Oral Health America
- Formation: 1955
- Dissolved: 2019
- Type: 501(c)3 Non-profit Organization
- Headquarters: Chicago, Illinois
- Location: United States;
- President & CEO: Beth J. Truett
- Website: www.oralhealthamerica.org

= Oral Health America =

Oral Health America (OHA) was a national 501(C)3 non-profit charity organization established in 1955 and headquartered in Chicago, Illinois. OHA connected communities with resources to increase access to healthcare, education, and advocacy for all Americans.

OHA is currently inactive and does not intend to renew active operations.

==Programs==

===Smiles Across America===
Founded by Oral Health America in 2004, Smiles Across America was a nationwide campaign to coordinate schools, governments, care providers, and corporate and community sponsors to fight against tooth decay. The program incorporated disease prevention and health promotion services and community organizing to create successful models for school-based or school-linked care.

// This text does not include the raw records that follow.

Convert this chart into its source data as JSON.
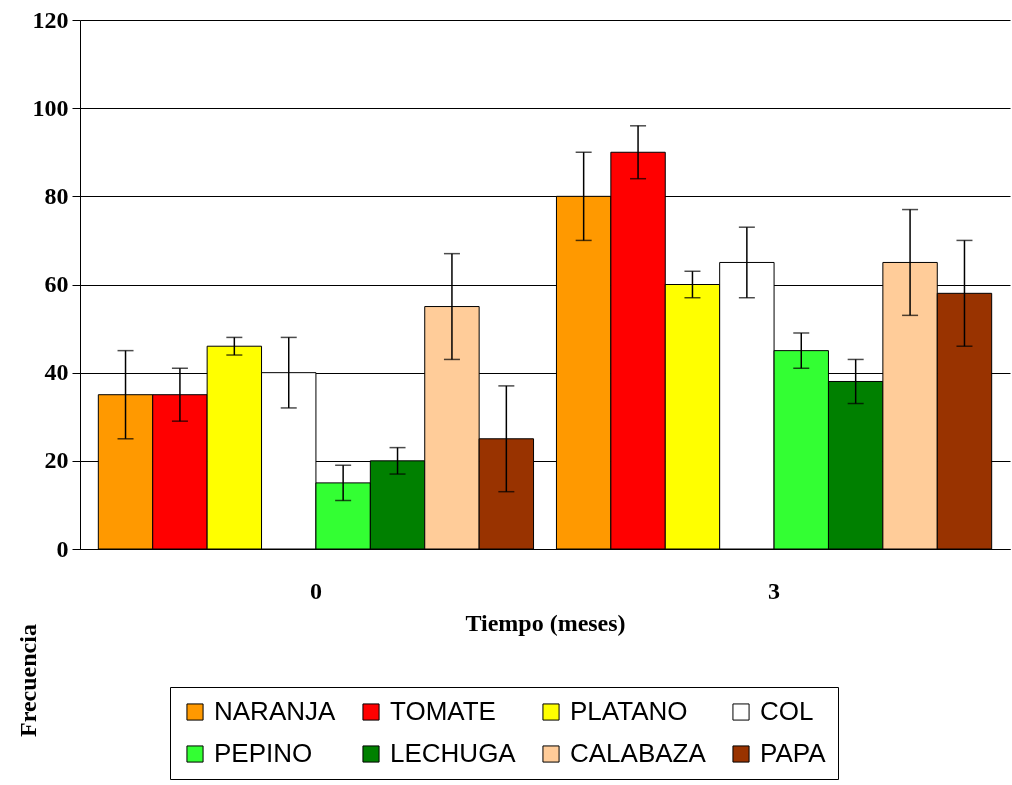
{
  "chart_data": {
    "type": "bar",
    "xlabel": "Tiempo (meses)",
    "ylabel": "Frecuencia",
    "categories": [
      "0",
      "3"
    ],
    "ylim": [
      0,
      120
    ],
    "yticks": [
      0,
      20,
      40,
      60,
      80,
      100,
      120
    ],
    "grid": "y",
    "legend": "bottom",
    "series": [
      {
        "name": "NARANJA",
        "color": "#ff9900",
        "values": [
          35,
          80
        ],
        "errors": [
          10,
          10
        ]
      },
      {
        "name": "TOMATE",
        "color": "#ff0000",
        "values": [
          35,
          90
        ],
        "errors": [
          6,
          6
        ]
      },
      {
        "name": "PLATANO",
        "color": "#ffff00",
        "values": [
          46,
          60
        ],
        "errors": [
          2,
          3
        ]
      },
      {
        "name": "COL",
        "color": "#ffffff",
        "values": [
          40,
          65
        ],
        "errors": [
          8,
          8
        ]
      },
      {
        "name": "PEPINO",
        "color": "#33ff33",
        "values": [
          15,
          45
        ],
        "errors": [
          4,
          4
        ]
      },
      {
        "name": "LECHUGA",
        "color": "#008000",
        "values": [
          20,
          38
        ],
        "errors": [
          3,
          5
        ]
      },
      {
        "name": "CALABAZA",
        "color": "#ffcc99",
        "values": [
          55,
          65
        ],
        "errors": [
          12,
          12
        ]
      },
      {
        "name": "PAPA",
        "color": "#993300",
        "values": [
          25,
          58
        ],
        "errors": [
          12,
          12
        ]
      }
    ]
  }
}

Smiles Across America provided more than $1.5 million in grant support to 15 programs operating in 47 communities in Maine, New York, Pennsylvania, West Virginia, Illinois, Nevada, Minnesota, Maryland, Florida, Colorado, Ohio, Texas, and Wisconsin.

Through Smiles Across America, Oral Health America is a partner of America's Promise, an organization founded by Colin and Alma Powell to improve the lives of children. Oral Health America committed and succeeded in sealing 1 million teeth by 2010. Smiles Across America renewed its commitment to seal an additional 2 million teeth by 2020.

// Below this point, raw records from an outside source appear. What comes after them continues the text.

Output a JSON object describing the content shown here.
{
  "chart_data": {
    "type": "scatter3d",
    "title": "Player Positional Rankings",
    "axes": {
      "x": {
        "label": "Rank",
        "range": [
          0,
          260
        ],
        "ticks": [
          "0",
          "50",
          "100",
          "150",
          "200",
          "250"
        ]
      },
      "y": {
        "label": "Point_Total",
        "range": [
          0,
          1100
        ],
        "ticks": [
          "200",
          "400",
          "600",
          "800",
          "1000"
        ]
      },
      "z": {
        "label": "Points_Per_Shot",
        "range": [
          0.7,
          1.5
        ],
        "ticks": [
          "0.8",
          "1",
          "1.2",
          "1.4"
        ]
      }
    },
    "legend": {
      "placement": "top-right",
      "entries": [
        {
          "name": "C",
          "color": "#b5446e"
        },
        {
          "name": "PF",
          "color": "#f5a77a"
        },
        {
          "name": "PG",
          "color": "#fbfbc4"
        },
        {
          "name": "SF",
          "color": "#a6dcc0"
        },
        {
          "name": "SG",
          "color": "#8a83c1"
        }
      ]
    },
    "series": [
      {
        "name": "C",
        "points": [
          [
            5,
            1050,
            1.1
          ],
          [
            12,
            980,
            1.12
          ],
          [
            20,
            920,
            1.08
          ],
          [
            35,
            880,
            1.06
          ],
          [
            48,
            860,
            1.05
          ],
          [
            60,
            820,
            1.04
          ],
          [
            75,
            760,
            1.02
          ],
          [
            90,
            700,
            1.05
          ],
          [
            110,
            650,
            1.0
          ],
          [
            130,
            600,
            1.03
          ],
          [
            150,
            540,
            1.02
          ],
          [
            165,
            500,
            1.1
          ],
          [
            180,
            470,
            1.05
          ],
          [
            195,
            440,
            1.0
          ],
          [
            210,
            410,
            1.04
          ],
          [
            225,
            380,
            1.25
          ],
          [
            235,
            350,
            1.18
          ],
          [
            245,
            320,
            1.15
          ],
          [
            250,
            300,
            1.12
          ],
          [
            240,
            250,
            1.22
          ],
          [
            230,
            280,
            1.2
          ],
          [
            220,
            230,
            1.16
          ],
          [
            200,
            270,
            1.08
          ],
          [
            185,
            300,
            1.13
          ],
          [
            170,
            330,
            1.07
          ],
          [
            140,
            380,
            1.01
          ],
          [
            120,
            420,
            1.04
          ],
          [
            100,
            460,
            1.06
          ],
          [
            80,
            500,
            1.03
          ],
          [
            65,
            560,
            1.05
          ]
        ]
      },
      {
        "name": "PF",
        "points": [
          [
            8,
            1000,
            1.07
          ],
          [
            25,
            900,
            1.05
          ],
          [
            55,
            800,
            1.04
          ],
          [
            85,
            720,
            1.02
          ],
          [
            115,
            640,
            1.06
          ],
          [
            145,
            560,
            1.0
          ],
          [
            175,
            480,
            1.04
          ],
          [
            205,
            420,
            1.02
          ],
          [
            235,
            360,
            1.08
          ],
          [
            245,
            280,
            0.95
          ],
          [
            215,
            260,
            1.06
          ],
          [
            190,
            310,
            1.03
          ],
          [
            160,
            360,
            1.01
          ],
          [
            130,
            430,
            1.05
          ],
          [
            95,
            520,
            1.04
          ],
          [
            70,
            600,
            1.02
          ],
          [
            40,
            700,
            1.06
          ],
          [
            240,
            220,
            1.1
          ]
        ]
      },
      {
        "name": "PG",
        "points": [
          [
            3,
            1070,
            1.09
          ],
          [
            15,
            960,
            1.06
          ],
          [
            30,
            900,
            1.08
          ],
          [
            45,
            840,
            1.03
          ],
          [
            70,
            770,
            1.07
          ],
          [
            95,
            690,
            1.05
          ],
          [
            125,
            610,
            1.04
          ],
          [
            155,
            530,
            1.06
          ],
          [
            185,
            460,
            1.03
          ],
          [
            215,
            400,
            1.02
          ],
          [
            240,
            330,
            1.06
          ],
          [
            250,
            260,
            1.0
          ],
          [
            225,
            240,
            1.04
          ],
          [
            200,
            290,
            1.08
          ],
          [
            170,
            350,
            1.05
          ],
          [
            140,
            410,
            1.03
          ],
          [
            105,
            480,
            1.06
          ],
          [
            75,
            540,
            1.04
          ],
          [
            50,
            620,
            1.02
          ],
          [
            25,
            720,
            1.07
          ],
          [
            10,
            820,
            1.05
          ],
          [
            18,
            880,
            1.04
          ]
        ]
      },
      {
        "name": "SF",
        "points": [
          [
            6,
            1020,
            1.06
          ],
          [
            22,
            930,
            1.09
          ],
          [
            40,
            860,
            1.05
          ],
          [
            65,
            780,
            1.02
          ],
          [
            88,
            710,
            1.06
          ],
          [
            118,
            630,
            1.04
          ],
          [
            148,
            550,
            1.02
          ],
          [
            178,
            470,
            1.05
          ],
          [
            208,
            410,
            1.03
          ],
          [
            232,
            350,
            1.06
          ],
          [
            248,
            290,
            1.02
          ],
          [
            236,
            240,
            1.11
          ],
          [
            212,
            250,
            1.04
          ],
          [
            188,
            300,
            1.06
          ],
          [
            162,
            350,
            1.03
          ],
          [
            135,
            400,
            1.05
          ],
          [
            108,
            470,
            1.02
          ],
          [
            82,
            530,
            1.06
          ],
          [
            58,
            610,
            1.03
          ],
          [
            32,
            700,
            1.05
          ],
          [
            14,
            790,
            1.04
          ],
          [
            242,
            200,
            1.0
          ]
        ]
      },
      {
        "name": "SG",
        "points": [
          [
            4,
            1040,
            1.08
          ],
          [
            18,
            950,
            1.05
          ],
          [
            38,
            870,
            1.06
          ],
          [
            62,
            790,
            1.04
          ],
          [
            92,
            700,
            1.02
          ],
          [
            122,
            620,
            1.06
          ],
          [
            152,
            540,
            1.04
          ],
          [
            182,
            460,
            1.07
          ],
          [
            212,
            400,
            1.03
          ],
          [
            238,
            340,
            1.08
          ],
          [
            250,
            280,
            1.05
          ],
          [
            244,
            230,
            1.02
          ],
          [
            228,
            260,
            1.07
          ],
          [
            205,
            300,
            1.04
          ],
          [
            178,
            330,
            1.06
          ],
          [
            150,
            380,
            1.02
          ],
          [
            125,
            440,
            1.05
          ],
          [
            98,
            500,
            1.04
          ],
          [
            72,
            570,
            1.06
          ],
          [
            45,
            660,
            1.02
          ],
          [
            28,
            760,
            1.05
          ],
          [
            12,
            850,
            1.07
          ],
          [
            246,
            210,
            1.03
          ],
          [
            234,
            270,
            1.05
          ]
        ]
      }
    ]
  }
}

===Medical Dental Dialogues===
In 2008, the program's topic was the relationship between periodontal disease and systemic health. In 2009, the symposium focused on collaborative health care for older adults. In May 2011, the symposium was named "Collaborative Health Care for Diabetes: A Symposium for Creating a Medical-Dental Dialogue Among Health Care Professionals".

===NSTEP (National Spit Tobacco Education Program)===
NSTEP encouraged young baseball players to talk to their coaches and parents about tobacco addiction and the health risks of using tobacco products, including spit and smokeless tobacco.

The NSTEP worked with Little League Baseball and Softball to educate families about the risks of spit tobacco use, including oral cancer, gum disease, tooth decay, and nicotine addiction. During the 10-Day Little League Baseball World Series, NSTEP provides tobacco and health education to baseball players and their families.

===Campaign for Oral Health Equity===
Oral Health America's advocacy centers on improving oral health care access; in 2009, the organization worked with the American Dental Education Association (ADEA), Dental Health Foundation, National Consumers League, Institute for Oral Health, and the Association of State and Territorial Dental Directors (ASTDD) to implore lawmakers to include oral health provisions in health reform legislation. On October 20, 2009, Oral Health America joined 140 organizations in supporting an advertisement in Roll Call (newspaper).

===Wisdom Tooth Project===
The Wisdom Tooth Project was an Oral Health America program that employed education and communication initiatives to inform the public of oral health's link to overall health and bring care to older adults in need.